I have a pd.dataFrame with about 10.000 rows, each containing a text for which I have to sum up all occurences of words, contained in a lexicon (the lexicon also has about 10k entries).
I have written code that works, but takes quite a long time on my hardware (around 6-8 Minutes) and I strongly suspect that there is a better way to do what I want to do.
The main culprit is the count_sentiments() Function:
def prepare_data(data:pd.DataFrame, lexicon:pd.DataFrame):
"""Calculate the needed features and write them to the provided dataframe"""
# Filter the lexicon to create two lists of words
positiveWords = lexicon[lexicon['sentiment'] > 0]['term'].astype(str).tolist()
negativeWords = lexicon[lexicon['sentiment'] < 0]['term'].astype(str).tolist()

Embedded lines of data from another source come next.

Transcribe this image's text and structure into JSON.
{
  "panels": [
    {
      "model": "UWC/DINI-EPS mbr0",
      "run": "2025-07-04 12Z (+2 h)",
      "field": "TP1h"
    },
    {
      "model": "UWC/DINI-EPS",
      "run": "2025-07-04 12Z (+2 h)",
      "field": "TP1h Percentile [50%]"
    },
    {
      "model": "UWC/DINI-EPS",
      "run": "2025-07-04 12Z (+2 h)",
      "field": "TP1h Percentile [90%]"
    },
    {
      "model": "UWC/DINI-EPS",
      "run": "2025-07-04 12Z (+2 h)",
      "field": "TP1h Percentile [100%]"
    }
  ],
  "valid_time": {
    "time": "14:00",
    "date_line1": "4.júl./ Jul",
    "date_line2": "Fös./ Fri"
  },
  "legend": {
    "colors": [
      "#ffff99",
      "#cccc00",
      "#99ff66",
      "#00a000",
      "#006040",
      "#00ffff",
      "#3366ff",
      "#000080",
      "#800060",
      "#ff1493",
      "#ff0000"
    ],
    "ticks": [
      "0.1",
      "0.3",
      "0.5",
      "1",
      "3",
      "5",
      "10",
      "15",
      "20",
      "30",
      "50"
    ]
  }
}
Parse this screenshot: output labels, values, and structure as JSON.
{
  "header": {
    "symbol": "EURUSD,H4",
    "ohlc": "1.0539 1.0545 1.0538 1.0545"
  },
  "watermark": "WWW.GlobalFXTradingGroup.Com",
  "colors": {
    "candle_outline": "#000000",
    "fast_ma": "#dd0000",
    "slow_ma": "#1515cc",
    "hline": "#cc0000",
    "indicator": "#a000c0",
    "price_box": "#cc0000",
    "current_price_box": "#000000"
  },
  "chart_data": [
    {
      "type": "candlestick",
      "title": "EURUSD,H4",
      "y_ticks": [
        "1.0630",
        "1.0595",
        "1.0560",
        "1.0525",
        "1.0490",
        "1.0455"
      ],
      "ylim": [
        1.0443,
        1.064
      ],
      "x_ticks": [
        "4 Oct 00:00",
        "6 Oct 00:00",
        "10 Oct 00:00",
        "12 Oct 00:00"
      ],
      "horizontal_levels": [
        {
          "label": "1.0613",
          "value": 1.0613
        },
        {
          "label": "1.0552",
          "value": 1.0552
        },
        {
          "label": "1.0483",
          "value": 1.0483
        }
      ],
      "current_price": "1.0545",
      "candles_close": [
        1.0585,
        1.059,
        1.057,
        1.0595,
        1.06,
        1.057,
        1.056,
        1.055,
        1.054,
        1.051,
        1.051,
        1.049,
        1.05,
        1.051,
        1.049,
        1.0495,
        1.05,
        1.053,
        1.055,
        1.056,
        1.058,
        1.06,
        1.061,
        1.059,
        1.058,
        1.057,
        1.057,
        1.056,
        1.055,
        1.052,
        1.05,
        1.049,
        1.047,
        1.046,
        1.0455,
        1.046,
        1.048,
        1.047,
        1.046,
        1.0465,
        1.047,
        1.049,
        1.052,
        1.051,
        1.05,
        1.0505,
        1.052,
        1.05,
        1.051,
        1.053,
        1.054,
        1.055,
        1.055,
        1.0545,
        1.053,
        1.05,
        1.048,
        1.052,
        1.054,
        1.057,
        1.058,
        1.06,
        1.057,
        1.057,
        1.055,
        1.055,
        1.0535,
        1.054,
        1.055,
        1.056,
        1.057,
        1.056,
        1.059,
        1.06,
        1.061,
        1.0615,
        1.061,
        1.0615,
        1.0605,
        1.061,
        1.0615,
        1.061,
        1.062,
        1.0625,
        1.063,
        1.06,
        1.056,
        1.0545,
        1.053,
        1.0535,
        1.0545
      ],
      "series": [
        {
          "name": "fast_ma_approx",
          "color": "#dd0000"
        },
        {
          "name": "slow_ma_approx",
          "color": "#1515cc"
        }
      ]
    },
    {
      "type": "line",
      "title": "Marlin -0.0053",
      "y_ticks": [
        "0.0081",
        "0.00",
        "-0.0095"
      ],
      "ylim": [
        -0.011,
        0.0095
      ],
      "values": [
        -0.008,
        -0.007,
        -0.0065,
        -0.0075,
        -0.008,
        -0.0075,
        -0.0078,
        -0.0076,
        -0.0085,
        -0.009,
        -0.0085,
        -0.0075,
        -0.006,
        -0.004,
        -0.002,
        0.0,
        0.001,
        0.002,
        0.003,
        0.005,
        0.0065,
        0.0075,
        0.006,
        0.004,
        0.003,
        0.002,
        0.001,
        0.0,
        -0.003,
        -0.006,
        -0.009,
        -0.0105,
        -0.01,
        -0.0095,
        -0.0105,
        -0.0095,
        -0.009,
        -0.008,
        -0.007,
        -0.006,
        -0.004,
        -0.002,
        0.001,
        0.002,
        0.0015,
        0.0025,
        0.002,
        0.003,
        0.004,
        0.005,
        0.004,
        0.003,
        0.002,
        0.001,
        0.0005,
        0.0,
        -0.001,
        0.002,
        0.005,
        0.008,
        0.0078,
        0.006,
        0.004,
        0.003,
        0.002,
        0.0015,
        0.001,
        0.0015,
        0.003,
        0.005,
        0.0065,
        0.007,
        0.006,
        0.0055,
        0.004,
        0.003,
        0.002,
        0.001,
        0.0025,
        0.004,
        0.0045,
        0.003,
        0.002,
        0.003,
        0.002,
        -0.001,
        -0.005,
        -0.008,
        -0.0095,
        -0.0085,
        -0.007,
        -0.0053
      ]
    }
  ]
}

# Create columns for our features 'pos_count', 'neg_count', 'contains_no', 'pron_count', 'contains_exclam', 'token_log'
# The values get calculated by the applied function
# apply() maps a function to all the members of the vector (the pd.Series object)
# This takes around 2-3 Minutes on my hardware
data['pos_count'] = data['review'].apply(count_sentiments, args=(positiveWords,))
# This takes around 4-5 Minutes on my hardware
data['neg_count'] = data['review'].apply(count_sentiments, args=(negativeWords,))
return data
def count_sentiments(document, words):
"""Counts all positive/negative sentiment word occurences in the document"""
sentimentSum = len(re.findall(r'\b(?:' + '|'.join(words) + r')\b', document))
return sentimentSum
Any ideas will be appreciated, thanks in advance!